Framing is another cognitive bias that was identified by Daniel Kahneman, the Nobel laureate, and his partner Amos Tversky. By moving the frame upwards, or to the right, i.e to include AHSCT as a 1st-line therapy, it makes it more likely for pwMS and their neurologists to choose more effective, but arguably safer, treatments 1st-line.
We now know that people who start on a low to moderate efficacy DMT do worse on average than those who start on a high or very high efficacy therapy. Despite this, the majority of pwMS are not told this and are started on a low efficacy or platform DMTs without ever being given the option of a high efficacy DMT. Why? It is not due to lack of access to treatments as we now have several NICE and NHS England approved high efficacy DMTs available as first-line treatments.
So yes, if I had active MS I would want to have the full spectrum of high-efficacy DMTs available to choose from including AHSCT. I would like to know about their relative efficacy and what the aim of the treatments are. I would certainly want to have a discussion about the possibility of a potential cure.
By reframing the spectrum of efficacy by including AHSCT within the frame we may nudge pwMS and their neurologists to move up the treatment ladder and choose a high efficacy DMT sooner when they have more brain to protect.
Unfortunately, AHSCT as a first-line option is not going to happen any time soon, unless the MS community starts debating the issue in earnest. I am not alone, or out on a limb with my position; I have a short, but growing list, of MSologists who have told me that if they had MS they would want AHSCT first-line. If your MSologist would like his/her MS treated with AHSCT, why wouldn’t you?

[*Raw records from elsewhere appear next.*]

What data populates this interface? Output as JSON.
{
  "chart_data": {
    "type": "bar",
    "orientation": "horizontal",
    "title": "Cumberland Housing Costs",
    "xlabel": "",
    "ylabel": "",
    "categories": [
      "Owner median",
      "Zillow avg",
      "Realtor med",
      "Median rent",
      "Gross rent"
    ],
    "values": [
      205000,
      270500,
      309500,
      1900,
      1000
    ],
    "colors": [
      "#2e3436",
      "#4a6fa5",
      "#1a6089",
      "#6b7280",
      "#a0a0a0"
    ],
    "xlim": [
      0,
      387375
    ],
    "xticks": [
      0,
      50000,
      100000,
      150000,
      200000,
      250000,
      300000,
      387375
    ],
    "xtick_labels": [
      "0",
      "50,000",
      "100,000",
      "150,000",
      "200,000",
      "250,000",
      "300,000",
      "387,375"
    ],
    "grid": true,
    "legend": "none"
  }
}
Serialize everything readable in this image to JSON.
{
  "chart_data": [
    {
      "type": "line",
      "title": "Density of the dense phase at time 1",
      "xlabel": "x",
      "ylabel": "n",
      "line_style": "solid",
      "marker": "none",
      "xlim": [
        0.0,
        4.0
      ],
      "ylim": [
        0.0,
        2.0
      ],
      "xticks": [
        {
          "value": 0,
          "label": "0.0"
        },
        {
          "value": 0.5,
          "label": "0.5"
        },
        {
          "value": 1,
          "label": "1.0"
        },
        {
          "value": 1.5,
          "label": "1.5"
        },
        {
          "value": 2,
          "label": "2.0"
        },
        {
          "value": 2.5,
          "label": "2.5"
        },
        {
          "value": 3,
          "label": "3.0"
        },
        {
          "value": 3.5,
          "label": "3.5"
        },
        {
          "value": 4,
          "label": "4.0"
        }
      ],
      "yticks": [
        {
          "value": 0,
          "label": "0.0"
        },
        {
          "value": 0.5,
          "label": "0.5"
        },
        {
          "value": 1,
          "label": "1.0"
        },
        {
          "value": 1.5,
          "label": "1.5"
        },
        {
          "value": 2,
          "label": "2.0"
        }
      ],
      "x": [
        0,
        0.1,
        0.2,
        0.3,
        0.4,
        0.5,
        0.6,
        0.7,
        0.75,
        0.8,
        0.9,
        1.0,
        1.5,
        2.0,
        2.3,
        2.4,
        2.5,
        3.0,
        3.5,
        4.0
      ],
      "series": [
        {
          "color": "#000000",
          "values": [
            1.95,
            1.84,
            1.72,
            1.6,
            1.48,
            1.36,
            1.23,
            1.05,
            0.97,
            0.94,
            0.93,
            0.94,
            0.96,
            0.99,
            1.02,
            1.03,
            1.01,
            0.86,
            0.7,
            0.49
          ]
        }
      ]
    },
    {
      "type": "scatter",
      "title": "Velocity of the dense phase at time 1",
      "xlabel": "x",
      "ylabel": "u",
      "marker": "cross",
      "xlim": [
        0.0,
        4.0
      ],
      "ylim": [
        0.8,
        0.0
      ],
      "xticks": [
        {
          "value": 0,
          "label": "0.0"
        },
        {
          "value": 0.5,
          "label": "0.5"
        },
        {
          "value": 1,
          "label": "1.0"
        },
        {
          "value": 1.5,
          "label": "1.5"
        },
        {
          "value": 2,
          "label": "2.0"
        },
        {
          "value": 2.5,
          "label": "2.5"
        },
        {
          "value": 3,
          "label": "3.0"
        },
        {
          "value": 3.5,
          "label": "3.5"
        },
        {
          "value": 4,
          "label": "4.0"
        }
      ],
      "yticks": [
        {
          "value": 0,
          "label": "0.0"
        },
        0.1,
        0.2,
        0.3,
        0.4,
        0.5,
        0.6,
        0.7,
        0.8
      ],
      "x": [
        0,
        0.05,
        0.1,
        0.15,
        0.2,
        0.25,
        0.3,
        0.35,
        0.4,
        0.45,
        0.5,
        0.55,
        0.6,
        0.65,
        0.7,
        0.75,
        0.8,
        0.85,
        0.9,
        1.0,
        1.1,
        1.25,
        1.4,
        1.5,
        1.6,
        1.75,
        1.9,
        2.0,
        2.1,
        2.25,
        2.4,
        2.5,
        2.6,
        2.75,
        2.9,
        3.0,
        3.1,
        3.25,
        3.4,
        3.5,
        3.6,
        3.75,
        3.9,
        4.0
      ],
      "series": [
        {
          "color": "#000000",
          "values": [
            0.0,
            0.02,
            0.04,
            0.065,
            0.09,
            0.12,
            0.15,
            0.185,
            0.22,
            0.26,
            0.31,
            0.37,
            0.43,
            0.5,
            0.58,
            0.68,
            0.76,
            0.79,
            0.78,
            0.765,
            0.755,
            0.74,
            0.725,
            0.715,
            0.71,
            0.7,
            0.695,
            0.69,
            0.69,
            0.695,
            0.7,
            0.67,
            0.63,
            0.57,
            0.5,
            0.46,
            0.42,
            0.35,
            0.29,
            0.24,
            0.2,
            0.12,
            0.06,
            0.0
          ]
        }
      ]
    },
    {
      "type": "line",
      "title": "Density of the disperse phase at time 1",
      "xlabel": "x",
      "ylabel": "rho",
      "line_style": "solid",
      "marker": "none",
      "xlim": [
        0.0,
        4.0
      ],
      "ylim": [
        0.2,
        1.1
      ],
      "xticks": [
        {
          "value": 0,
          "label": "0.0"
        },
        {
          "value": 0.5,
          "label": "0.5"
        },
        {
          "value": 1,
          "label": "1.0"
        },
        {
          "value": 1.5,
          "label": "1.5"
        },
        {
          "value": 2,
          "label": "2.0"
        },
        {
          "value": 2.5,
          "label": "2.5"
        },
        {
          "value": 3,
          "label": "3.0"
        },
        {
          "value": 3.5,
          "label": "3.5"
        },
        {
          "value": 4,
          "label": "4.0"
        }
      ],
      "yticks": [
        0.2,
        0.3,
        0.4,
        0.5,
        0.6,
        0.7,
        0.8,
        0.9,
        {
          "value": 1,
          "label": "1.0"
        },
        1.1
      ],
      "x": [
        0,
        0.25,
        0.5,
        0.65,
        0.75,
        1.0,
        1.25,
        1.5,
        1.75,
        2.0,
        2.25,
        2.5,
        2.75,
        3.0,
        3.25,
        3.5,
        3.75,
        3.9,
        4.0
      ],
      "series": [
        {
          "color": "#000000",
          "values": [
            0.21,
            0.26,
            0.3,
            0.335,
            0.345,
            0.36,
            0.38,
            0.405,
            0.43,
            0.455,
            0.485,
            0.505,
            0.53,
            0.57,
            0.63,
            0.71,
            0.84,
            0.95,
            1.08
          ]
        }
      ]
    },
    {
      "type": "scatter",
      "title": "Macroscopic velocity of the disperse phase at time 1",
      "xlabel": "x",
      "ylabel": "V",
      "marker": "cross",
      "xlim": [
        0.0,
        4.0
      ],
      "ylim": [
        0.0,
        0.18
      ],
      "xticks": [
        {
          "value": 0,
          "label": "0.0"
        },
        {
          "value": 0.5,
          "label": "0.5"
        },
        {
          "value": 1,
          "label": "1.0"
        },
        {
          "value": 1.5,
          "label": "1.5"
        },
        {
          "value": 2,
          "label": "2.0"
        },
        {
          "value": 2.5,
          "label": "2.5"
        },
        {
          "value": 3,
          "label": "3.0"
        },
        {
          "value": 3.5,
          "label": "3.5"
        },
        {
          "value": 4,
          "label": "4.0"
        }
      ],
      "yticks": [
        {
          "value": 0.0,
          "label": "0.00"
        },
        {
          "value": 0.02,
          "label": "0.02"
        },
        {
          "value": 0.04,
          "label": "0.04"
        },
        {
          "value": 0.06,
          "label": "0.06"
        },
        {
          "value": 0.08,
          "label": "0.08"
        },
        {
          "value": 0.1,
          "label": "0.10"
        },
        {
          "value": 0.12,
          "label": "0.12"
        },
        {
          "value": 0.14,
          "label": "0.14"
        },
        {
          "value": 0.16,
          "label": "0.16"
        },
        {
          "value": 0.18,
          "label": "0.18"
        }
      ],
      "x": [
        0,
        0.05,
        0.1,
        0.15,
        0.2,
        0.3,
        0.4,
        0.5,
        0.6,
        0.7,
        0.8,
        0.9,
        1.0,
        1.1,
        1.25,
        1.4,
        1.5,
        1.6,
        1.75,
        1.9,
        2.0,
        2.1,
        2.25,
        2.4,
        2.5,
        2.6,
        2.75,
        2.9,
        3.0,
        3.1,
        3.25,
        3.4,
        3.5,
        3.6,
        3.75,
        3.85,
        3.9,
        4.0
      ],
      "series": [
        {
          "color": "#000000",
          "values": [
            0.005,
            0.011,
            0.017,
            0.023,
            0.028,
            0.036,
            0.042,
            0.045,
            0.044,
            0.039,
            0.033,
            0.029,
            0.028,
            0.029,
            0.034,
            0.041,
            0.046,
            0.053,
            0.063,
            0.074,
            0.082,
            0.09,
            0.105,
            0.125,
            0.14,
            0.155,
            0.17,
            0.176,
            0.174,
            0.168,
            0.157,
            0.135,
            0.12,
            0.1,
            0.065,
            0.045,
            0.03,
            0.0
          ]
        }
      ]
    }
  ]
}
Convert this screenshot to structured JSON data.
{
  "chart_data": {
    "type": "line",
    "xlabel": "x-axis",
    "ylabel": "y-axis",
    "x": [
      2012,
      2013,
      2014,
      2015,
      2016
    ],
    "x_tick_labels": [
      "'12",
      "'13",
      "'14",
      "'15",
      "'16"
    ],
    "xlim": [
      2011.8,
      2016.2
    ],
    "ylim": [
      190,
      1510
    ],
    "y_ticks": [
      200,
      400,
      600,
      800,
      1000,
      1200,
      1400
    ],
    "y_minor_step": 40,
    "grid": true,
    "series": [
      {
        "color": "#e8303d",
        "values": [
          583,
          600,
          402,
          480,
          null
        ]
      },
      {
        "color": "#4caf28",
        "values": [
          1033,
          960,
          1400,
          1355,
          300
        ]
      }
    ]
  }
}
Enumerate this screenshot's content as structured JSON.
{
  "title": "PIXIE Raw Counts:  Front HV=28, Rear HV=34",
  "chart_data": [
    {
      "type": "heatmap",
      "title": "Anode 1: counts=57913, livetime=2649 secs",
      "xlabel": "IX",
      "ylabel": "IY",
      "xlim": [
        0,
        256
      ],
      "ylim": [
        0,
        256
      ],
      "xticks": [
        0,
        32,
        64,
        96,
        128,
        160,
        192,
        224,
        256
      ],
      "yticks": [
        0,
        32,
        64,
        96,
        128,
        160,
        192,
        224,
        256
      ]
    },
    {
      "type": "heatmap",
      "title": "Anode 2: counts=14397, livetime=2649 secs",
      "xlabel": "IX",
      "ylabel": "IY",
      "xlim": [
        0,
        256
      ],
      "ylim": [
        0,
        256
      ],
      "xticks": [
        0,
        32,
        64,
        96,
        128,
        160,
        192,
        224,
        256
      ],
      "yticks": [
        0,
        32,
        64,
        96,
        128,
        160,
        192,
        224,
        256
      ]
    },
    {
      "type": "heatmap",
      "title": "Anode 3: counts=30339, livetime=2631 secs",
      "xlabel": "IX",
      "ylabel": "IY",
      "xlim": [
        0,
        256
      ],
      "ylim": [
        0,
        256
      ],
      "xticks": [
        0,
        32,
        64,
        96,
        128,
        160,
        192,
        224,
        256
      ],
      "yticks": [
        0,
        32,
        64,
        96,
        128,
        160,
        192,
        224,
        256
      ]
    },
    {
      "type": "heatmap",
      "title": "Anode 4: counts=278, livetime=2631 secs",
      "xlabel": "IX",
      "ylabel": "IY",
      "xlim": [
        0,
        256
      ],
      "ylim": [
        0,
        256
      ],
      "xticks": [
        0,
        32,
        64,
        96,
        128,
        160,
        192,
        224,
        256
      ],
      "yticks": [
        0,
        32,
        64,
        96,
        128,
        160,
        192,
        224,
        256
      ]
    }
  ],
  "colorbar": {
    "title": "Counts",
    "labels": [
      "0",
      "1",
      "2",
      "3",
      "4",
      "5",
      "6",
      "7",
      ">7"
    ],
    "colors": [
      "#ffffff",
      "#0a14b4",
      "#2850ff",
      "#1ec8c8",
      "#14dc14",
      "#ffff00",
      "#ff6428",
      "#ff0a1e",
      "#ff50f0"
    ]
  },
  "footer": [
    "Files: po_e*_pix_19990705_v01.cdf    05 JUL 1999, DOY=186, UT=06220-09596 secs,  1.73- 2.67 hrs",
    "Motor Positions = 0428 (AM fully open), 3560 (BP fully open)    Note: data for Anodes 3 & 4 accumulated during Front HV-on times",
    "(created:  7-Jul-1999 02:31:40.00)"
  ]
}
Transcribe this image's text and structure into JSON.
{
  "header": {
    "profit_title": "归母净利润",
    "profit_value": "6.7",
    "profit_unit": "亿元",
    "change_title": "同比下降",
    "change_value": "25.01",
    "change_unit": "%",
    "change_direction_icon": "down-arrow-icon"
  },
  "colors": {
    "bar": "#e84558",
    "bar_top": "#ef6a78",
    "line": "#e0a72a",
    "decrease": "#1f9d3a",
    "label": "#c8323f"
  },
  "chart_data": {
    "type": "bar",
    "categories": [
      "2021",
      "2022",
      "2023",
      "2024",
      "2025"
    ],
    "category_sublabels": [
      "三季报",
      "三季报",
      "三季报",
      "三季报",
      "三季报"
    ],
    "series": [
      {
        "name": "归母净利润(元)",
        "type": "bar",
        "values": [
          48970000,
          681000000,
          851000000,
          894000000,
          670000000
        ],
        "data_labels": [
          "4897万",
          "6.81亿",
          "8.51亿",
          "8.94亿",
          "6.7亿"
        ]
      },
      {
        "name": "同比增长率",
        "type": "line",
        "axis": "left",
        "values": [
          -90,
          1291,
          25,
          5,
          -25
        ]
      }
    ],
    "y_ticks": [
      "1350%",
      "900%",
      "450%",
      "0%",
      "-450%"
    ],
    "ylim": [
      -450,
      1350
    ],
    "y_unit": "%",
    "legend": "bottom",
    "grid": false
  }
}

General Disclaimer: Please note that the opinions expressed here are those of Professor Giovannoni and do not necessarily reflect the positions of Barts and The London School of Medicine and Dentistry nor Barts Health NHS Trust. The advice is intended as general advice and should not be interpreted as being personal clinical advice. If you have problems please tell your own healthcare professional who will be able to help you.